Poul William Anderson (1926 - 2001) was born in Pennsylvania to Scandinavian parents. His family lived for a time in Denmark but moved back to the United States after the outbreak of the Second World War. They settled in Minnesota, where Anderson received a degree in physics from the University of Minnesota.

Anderson began writing while still an undergraduate and published his first story in 1947. He was active throughout the second half of the twentieth century, producing such classic works as the Dominic Flandry books and The High Crusade, and winning multiple Hugo and Nebula awards. He has served as President of Science Fiction and Fantasy Writers of America and was a founding member of the Society for Creative Anachronism. In 1998 he was named an SFWA Grand Master. He collaborated regularly with wife, Karen, and their daughter is married to noted SF writer Greg Bear. Poul Anderson died in July 2001.

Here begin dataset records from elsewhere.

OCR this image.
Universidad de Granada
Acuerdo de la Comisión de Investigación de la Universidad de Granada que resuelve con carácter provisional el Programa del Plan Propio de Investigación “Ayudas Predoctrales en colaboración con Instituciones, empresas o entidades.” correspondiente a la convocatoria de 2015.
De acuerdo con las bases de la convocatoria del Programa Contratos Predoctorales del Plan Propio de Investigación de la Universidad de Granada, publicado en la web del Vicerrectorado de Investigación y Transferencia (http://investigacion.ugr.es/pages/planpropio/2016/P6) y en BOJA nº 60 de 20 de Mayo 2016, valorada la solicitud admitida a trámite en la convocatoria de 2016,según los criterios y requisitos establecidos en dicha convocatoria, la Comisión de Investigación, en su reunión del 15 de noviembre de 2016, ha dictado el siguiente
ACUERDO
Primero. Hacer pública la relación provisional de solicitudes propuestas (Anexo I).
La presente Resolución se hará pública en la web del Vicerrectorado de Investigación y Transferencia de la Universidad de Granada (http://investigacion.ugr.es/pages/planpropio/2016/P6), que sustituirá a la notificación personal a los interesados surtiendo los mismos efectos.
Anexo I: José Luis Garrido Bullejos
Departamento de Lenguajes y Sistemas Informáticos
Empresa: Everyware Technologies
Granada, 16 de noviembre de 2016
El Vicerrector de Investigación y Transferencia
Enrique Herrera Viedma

For more information see www.sf-encyclopedia.com/entry/anderson_poul


Gordon R. Dickson (1923 - 2001)
Gordon Rupert Dickson was born in Alberta, Canada, in 1923 but resided in the United States from the age of thirteen. Along with Robert A. Heinlein, he is regarded as one of the fathers of military space opera, his Dorsai! sequence being an early exemplar of both military SF and Future History. Dickson was one of the rare breed of authors as well known for his fantasy as his SF - The Dragon and the George, the first novel in his Dragon Knight sequence, was shortlisted for the World Fantasy Award and won the British Fantasy Award. Dickson's work also won him three Hugos and Nebula. He died in 2001.